Question 9: Somatomedin-C deficiency causes?

A. Growth retardation (Correct Answer)
B. Genetic dwarfism
C. Congenital hypothyroidism
D. Type 1 diabetes mellitus

Explanation: ***Growth retardation*** - **Somatomedin-C** (also known as **Insulin-like Growth Factor 1 or IGF-1**) is a crucial mediator of **growth hormone's** effects on growth. - A deficiency in Somatomedin-C, therefore, directly leads to **impaired growth** and **stature**, manifesting as **growth retardation**. *Genetic dwarfism* - This term generally refers to dwarfism caused by various **genetic conditions** (e.g., achondroplasia), which may or may not involve the **growth hormone/IGF-1 axis**. - While Somatomedin-C deficiency can be genetic, "genetic dwarfism" is a broader term and not the most precise answer for the direct consequence. *Congenital hypothyroidism* - This condition results from **deficient thyroid hormone production** from birth. - It leads to neurological impairment and **growth failure**, but it is due to **thyroid hormone deficiency**, not Somatomedin-C deficiency. *Type 1 diabetes mellitus* - This is an **autoimmune disease** characterized by the **destruction of pancreatic beta cells**, leading to **insulin deficiency**. - It is entirely unrelated to **Somatomedin-C** or the growth hormone axis.

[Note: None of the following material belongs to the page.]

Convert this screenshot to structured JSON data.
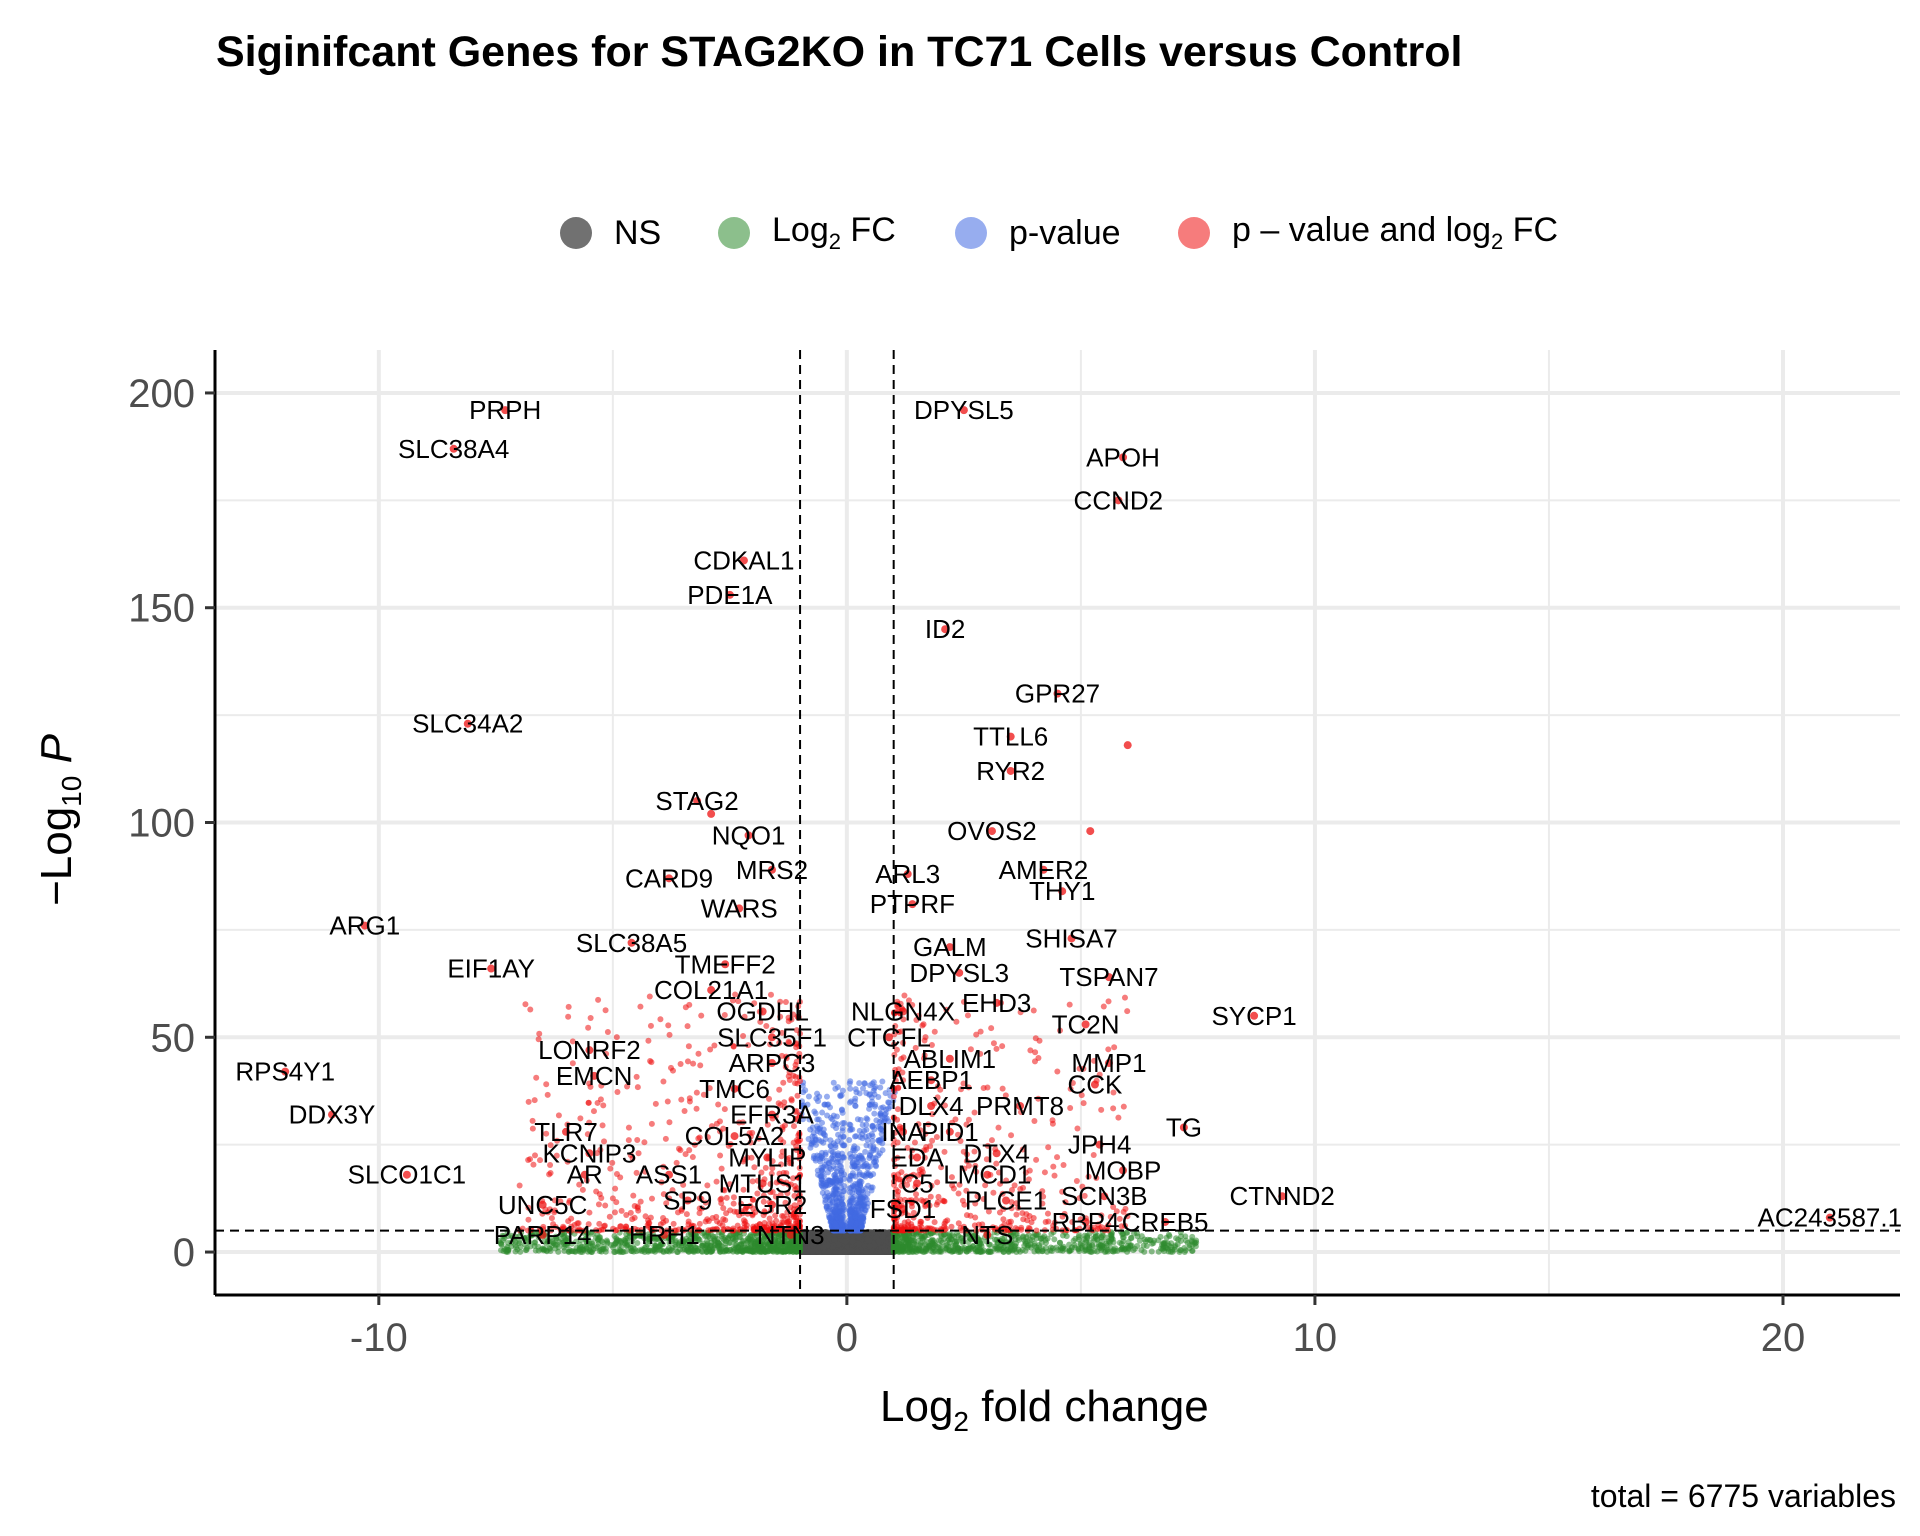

Question 10: Cholecystokinin is produced from:

A. Hepatocyte
B. Gastric mucosa
C. Duodenal mucosa (Correct Answer)
D. Epithelial cells of distal common bile duct

Explanation: ***Duodenal mucosa*** - **Cholecystokinin (CCK)** is primarily secreted by **I cells**, which are specialized enteroendocrine cells located in the **mucosa of the duodenum** and jejunum. - The release of CCK is stimulated by the presence of **fatty acids** and **amino acids** in the small intestine. *Hepatocyte* - **Hepatocytes** are the main functional cells of the liver, responsible for bile production, metabolism, and detoxification. - They **do not produce regulatory hormones** like cholecystokinin. *Gastric mucosa* - The **gastric mucosa** primarily produces **gastrin**, hydrochloric acid, and pepsinogen, which are involved in gastric digestion. - It does **not secrete cholecystokinin**, which is involved in stimulating gallbladder contraction and pancreatic enzyme release. *Epithelial cells of distal common bile duct* - The **epithelial cells of the common bile duct** are involved in bile transport and modification, but **not in hormone production**. - Their primary role is to line the duct and contribute to the composition of bile.